Rendu Pondatti Kaavalkaaran is a 1992 Indian Tamil-language comedy film directed by Relangi Narasimha Rao. The film stars Anand Babu in a dual role, Rohini, Vaidehi and Devipriya. It is a remake of the director's own Telugu film Iddaru Pellala Muddula Police. The film was released on 7 February 1992.

== Plot ==

Krishnan is an honest police constable who has two wives Rukmini and Satyabhama. However, his two wives hate each other. Krishnan is transferred to another city because of his honesty and the fact that he often refuses to do his superiors drudgery.

In the past, Krishnan married Rukmini who thought that he was a Sub-inspector of police.
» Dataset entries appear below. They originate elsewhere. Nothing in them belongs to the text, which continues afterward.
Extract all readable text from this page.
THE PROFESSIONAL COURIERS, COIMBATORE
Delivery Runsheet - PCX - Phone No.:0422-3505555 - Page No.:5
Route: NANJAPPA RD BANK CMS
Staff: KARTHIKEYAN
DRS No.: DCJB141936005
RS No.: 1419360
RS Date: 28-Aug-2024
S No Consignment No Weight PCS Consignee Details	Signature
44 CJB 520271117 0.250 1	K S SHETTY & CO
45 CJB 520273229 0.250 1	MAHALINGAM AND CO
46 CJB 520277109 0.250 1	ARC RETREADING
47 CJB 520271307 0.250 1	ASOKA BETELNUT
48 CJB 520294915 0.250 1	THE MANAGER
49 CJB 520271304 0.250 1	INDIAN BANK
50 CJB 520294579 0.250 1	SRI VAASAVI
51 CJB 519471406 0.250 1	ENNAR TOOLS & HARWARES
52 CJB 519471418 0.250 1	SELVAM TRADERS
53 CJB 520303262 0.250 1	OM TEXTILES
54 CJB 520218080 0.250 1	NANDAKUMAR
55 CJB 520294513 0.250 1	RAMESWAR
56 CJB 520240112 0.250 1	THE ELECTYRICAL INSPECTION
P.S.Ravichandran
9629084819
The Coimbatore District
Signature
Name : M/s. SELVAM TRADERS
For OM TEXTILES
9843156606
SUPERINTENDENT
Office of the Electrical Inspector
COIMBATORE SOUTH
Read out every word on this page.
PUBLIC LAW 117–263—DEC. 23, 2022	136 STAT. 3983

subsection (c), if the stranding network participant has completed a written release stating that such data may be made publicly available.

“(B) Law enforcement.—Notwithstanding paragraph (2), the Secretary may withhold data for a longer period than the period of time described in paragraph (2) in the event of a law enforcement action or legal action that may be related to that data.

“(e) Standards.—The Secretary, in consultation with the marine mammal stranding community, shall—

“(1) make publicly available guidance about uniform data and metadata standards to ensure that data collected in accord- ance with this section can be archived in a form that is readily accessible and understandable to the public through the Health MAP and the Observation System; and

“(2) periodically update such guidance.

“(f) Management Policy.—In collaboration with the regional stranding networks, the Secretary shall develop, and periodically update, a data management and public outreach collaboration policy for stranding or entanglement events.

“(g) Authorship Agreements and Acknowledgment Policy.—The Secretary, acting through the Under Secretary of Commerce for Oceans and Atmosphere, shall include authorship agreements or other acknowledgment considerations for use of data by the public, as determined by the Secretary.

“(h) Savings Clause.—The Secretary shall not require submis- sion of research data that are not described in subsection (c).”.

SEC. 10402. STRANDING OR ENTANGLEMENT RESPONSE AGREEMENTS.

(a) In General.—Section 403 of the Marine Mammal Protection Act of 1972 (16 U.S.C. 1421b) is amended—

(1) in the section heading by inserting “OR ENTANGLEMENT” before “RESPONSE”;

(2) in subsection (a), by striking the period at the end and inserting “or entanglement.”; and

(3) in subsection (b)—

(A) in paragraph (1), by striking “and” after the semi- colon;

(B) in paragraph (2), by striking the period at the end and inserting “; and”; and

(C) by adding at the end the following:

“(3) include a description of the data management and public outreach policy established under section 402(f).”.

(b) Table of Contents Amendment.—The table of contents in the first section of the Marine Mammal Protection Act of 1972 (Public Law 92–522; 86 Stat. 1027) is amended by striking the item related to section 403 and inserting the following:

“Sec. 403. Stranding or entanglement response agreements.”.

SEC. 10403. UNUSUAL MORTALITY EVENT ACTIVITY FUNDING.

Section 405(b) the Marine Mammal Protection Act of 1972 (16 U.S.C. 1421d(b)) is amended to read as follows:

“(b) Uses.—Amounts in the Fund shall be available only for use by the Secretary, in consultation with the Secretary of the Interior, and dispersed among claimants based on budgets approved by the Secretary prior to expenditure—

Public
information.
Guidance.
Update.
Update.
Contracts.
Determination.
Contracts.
When she realised what his real job was, she left him. In the meantime, Krishnan and his neighbour Satyabhama fell in love and had sexual intercourse. Then Satyabhama begged Rukmini to help her and Satyabhama married Krishnan.

Fed up with the transfers, Krishnan throws away his police uniform and becomes a pickpocket. Anand, Krishnan's look-alike, takes his identity and becomes a police constable. Soon, Anand must juggle between Krishnan's two wives while Krishnan must manage Anand's girlfriend Lalitha.

== Soundtrack ==
The soundtrack was composed by Raj–Koti, with lyrics written by Vairamuthu.

| Song | Singer(s) | Duration |
|---|---|---|
| "Ennikko" | S. P. Balasubrahmanyam, Minmini | 4:40 |
| "Kanna Kanna" | S. P. Balasubrahmanyam, Minmini | 4:45 |
| "Police Police Police Mama" | S. P. Balasubrahmanyam, Minmini, K. S. Chithra | 4:55 |
| "Sundakkai Kuzhambu" | K. S. Chithra, Minmini | 4:50 |

== Reception ==
Sundarji of Kalki wrote that viewers could enjoy the film if they forget logic.